Dans la catégorie Liberté, Egalité, Créativité du FICA, place à l’un de nos films fétiches de la décennie : The Assassin de Hou Hsiao-hsien !
On peut dire que le hasard a bien fait les choses. En 2015, alors que The Assassin était sélectionné en compétition officielle, fut projeté, dans le cadre de Cannes Classics, le chef d’œuvre de King Hu, A Touch Of Zen qui remporta 40 ans plus tôt un prix technique. Deux films qui partagent de nombreuses similitudes dans leur approche du genre. Le réalisateur de Dragon Gate Inn s’était retiré sur l’île de Taïwan, ne pouvant s’exprimer librement dans son art à Hong-Kong en raison de contraintes imposées par la Shaw Brothers. Il contribua au cours de cette faste période au développement de l’industrie cinématographique locale. Il réalisa bon nombre de récits emblématiques du film de chevalerie, des œuvres aussi divertissantes qu’exigeantes qui puisent leur inspiration dans la littérature et légendes chinoises.

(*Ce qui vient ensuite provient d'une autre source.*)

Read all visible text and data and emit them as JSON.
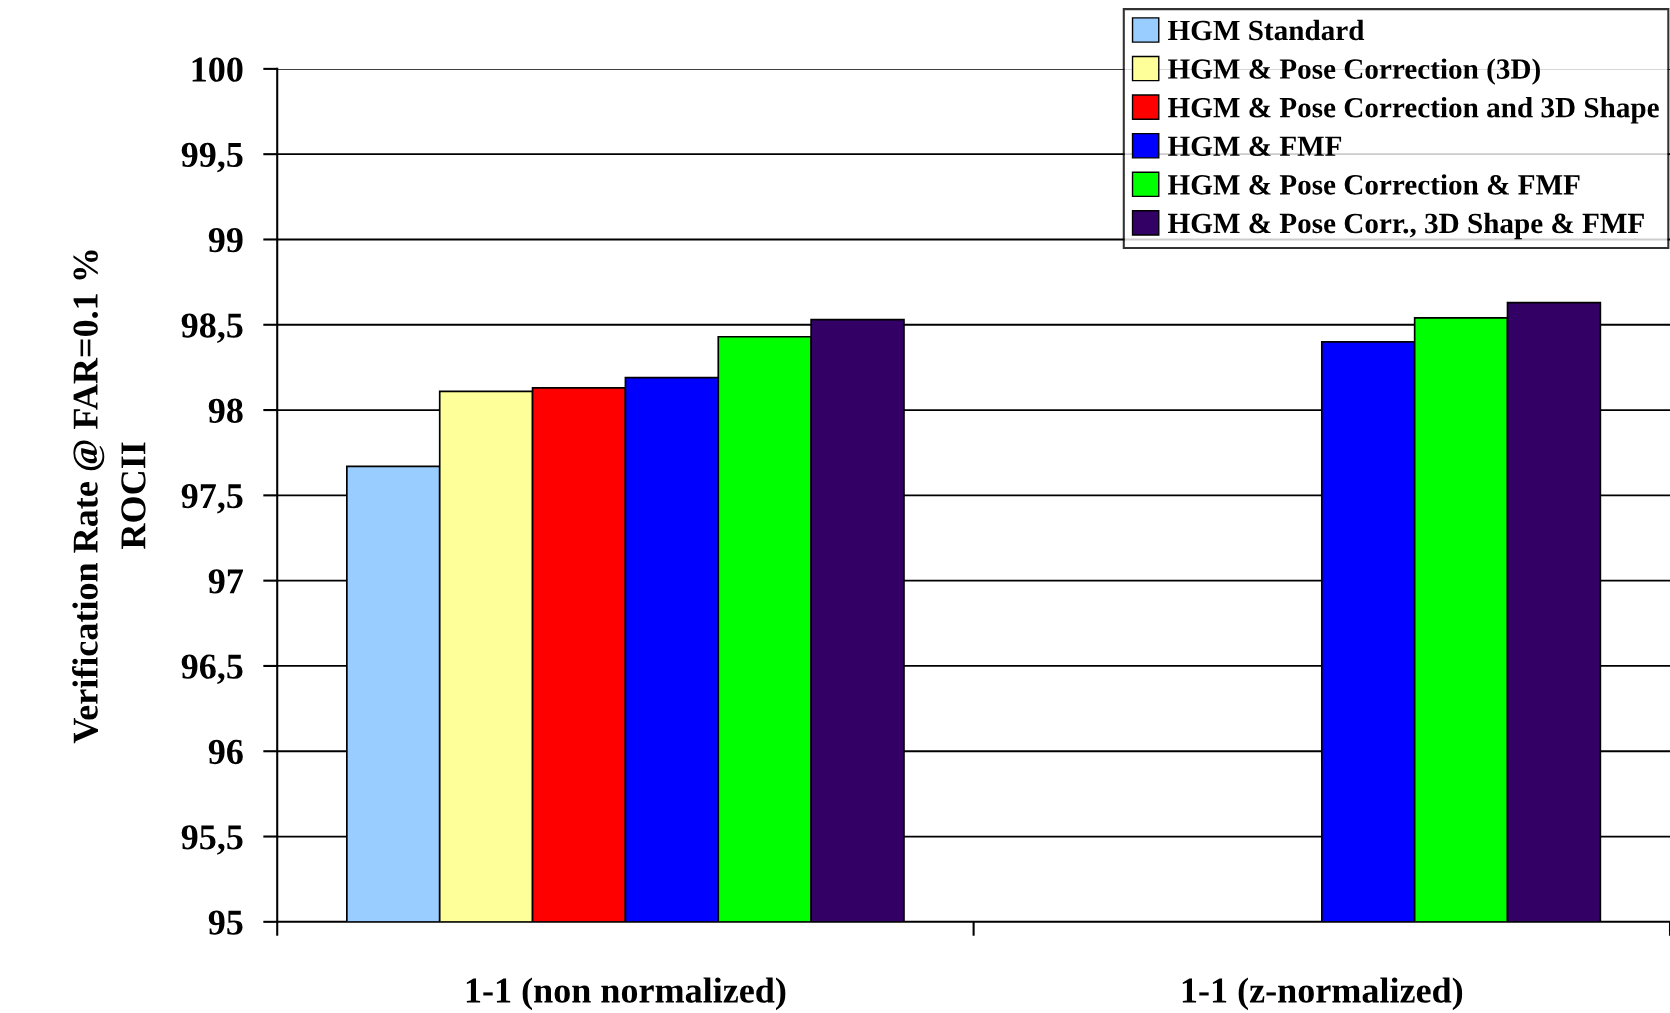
{
  "chart_data": {
    "type": "bar",
    "categories": [
      "1-1 (non normalized)",
      "1-1 (z-normalized)"
    ],
    "ylabel": "Verification Rate @ FAR=0.1 %\nROCII",
    "series": [
      {
        "name": "HGM Standard",
        "color": "#99ccff",
        "values": [
          97.67,
          null
        ]
      },
      {
        "name": "HGM & Pose Correction (3D)",
        "color": "#ffff99",
        "values": [
          98.11,
          null
        ]
      },
      {
        "name": "HGM & Pose Correction and 3D Shape",
        "color": "#ff0000",
        "values": [
          98.13,
          null
        ]
      },
      {
        "name": "HGM & FMF",
        "color": "#0000ff",
        "values": [
          98.19,
          98.4
        ]
      },
      {
        "name": "HGM & Pose Correction & FMF",
        "color": "#00ff00",
        "values": [
          98.43,
          98.54
        ]
      },
      {
        "name": "HGM & Pose Corr., 3D Shape & FMF",
        "color": "#330066",
        "values": [
          98.53,
          98.63
        ]
      }
    ],
    "ylim": [
      95,
      100
    ],
    "yticks": [
      95,
      {
        "value": 95.5,
        "label": "95,5"
      },
      96,
      {
        "value": 96.5,
        "label": "96,5"
      },
      97,
      {
        "value": 97.5,
        "label": "97,5"
      },
      98,
      {
        "value": 98.5,
        "label": "98,5"
      },
      99,
      {
        "value": 99.5,
        "label": "99,5"
      },
      100
    ],
    "grid": "y",
    "legend": "top right"
  }
}
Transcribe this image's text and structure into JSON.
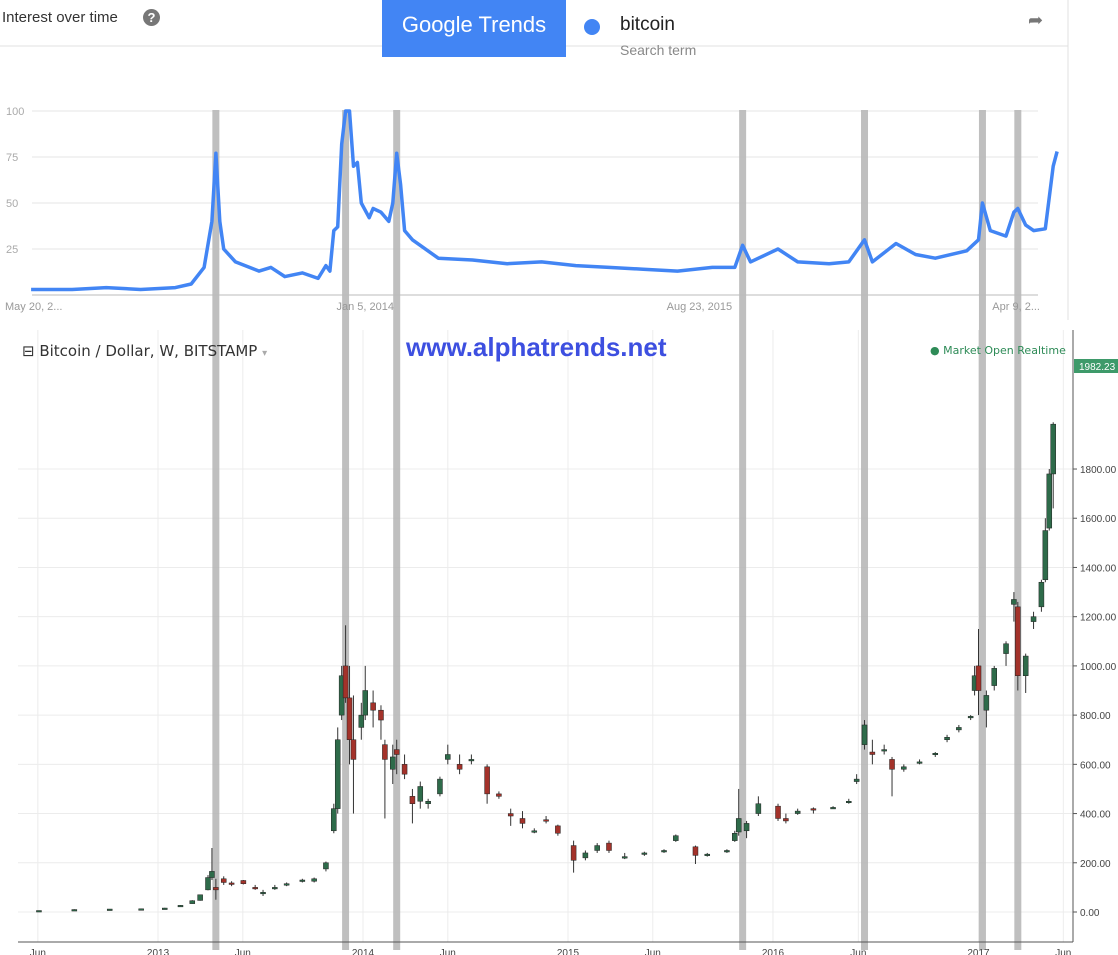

Ce genre connut un regain d’intérêt dans les années 2000, notamment grâce au succès international du film Tigre et dragon, réalisé par le cinéaste Ang Lee. C’est donc dans le berceau de cette tradition que renaît de nouveau le wu xia pian.
Au 9ème siècle sous la dynastie des Tang, Nie Yinniang, jeune femme élevée dans la pratique des arts martiaux durant son exil, revient dans la région de Weibo. Les autorités impériales chinoises, voulant empêcher le gouverneur de sa région natale de gagner son indépendance, la mandatent pour l’assassiner.
The Assassin s’apparente à un film mystère, un peu à l’image de son héroïne dont la présence fantôme va déstabiliser une province et révéler au grand jour ressentiments et querelles qui naviguaient silencieusement dans les enceintes du pouvoir. C’est dans un contexte de guerres intestines pour réunir le pays et consolider le pouvoir central que prend racine l’histoire du film, un thème qui revient surtout dans les productions de Chine continentale et dont le message intrinsèque reste sans équivoque. Hou Hsiao-hsien n’y prête guère d’importance, il fait preuve d’un regard plus distancié sur cette interprétation historique, préférant filmer de près ses personnages afin de capter au mieux les intrigues intimes qui gangrènent le palais. Entre lutte des sexes, rivalités de classes sociales et conflits au sein du couple princier, le cinéaste observe les forces en exergue. Au premier plan, nous avons une sororité, fidèle aux vœux de la défunte princesse qui s’oppose à un pouvoir patriarcal qui a privilégié le pouvoir et le prestige au détriment de la stabilité de la province.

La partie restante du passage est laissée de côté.